Una interpretazione dell'esistente di questo tipo comporta anche una forte componente visionaria, per cui la lettura degli accadimenti e della quotidianità sottintende sempre una corrispondenza, una presenza, un simbolismo radicale e non retorico che si sostanzia di elementi apparentemente facili e abusati, ma che invece qui riprendono forza: il sangue, umano e divino, diviene "il bianco inverno dei vecchi, / neve come i corpi degli angeli".

Il tutto comprende in sé ogni cosa, ma resta il mistero di una libera scelta inscritta in questa assoluta unità dell'essere: "Piangeva il volto di Madonna, / piangeva la storia prima dell'inizio". Questo è l'enigma, sembra dire il poeta: l'esistenza di un molteplice che abita l'esistente e lo modifica, potendo ogni sua azione avere risonanza in cielo e in terra, e insieme un inizio prima del tempo, una storia che parte e torna verso quel prima, come se tutto fosse già stato scritto. La donne terrene sono figure che richiamano altra Donna, a sua volta circolarmente tesa a suggerire le madonne di tempi lontani ma di cui si ascolta l'eco nello spazio e nel tempo.

Ma non è una storia, questa di Ellisse, che riguarda solo l'uomo che crede nell'oggi, bensì una antica e anch'essa misteriosa battaglia, espressa nei versi attraverso brevi, ellittiche (ecco il senso del titolo) frasi che si rincorrono in profondità, non nella superficie didascalica del detto (il che sarebbe cattiva poesia): "Era una divinità greca / che mi possedeva / e mi straziava come / un lenzuolo usato / ed aveva la forza dei vulcani. / Sono stato un titano contro / un Dio che amava".
Eccola, la poesia, in questo riuscire a concentrare tutto in pochi versi, conservandone il senso logico e tuttavia suggerendo il non-razionale, il profondamente sentito, quel Verbo che è anche parola sotterranea, sorgiva.

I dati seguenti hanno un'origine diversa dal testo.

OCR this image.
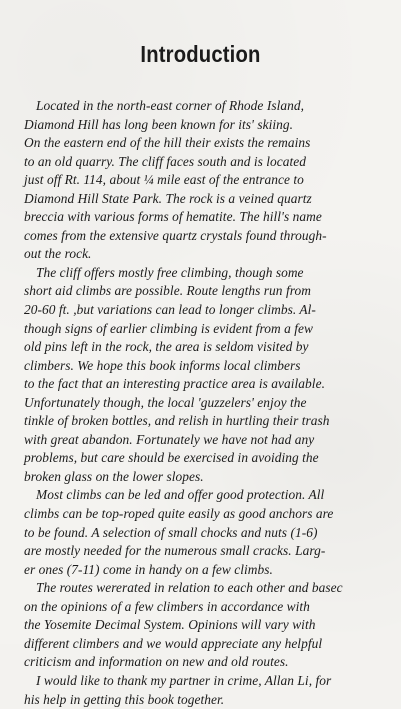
Introduction
Located in the north-east corner of Rhode Island,
Diamond Hill has long been known for its' skiing.
On the eastern end of the hill their exists the remains
to an old quarry. The cliff faces south and is located
just off Rt. 114, about ¼ mile east of the entrance to
Diamond Hill State Park. The rock is a veined quartz
breccia with various forms of hematite. The hill's name
comes from the extensive quartz crystals found through-
out the rock.
The cliff offers mostly free climbing, though some
short aid climbs are possible. Route lengths run from
20-60 ft. ,but variations can lead to longer climbs. Al-
though signs of earlier climbing is evident from a few
old pins left in the rock, the area is seldom visited by
climbers. We hope this book informs local climbers
to the fact that an interesting practice area is available.
Unfortunately though, the local 'guzzelers' enjoy the
tinkle of broken bottles, and relish in hurtling their trash
with great abandon. Fortunately we have not had any
problems, but care should be exercised in avoiding the
broken glass on the lower slopes.
Most climbs can be led and offer good protection. All
climbs can be top-roped quite easily as good anchors are
to be found. A selection of small chocks and nuts (1-6)
are mostly needed for the numerous small cracks. Larg-
er ones (7-11) come in handy on a few climbs.
The routes wererated in relation to each other and basec
on the opinions of a few climbers in accordance with
the Yosemite Decimal System. Opinions will vary with
different climbers and we would appreciate any helpful
criticism and information on new and old routes.
I would like to thank my partner in crime, Allan Li, for
his help in getting this book together.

Non è come potrebbe apparire, la lotta tra gli dèi pagani e il dio cristiano, ma qualcosa di molto più profondo, inscritto nella storia stessa dell'uomo, che Hölderlin aveva intuito: è la presenza nell'uomo del richiamo dei sensi, quello nobilitato dalla cultura classica, adesione al mondo naturale, non quello triviale della carne in sé e per sé; presenza che convive con l'altra componente umana, quella dell'abbassamento, attraverso il quale l'uomo tenta di farsi fratello in spirito degli altri: il che comporta una dolorosa rinuncia del luogo delle delizie scambiato per Eden ma solo proiezione individuale e talvolta narcisistica delle aspettative e dei sogni. Nessuna delle due componenti è tutta nel mondo pagano o nel mondo cristiano, ma ambedue si mescolano continuamente, e questo poemetto esprime con la sua fluidità questo movimento incessante di archetipi umani. Il dolore è già in questo situarsi nello spazio e nel tempo, è nell'azione come corsa verso la cessazione. È la separazione, sembra dire Iannaco: il che non è, come tutti avranno capito, una novità.

Questo correre apparentemente senza senso non è consolato da un dio, che sarebbe un escamotage per sfuggire alla paura della morte. "Ma ora non restano che / le opere e i giorni" è il suggello del piccolo poema in versi.
Non è una speranza nata dalla paura del buio che ci avvolge e minaccia, bensì la motivazione dell'azione: non per cogliere il premio finale ma perché questo è il codice inscritto nel mondo e che solo la poesia può aiutare a decifrare.

Domenico Iannaco, Ellisse, Joker Edizioni, collana I Girasoli, Novi Ligure 2006, pagg. 56, € 10,00.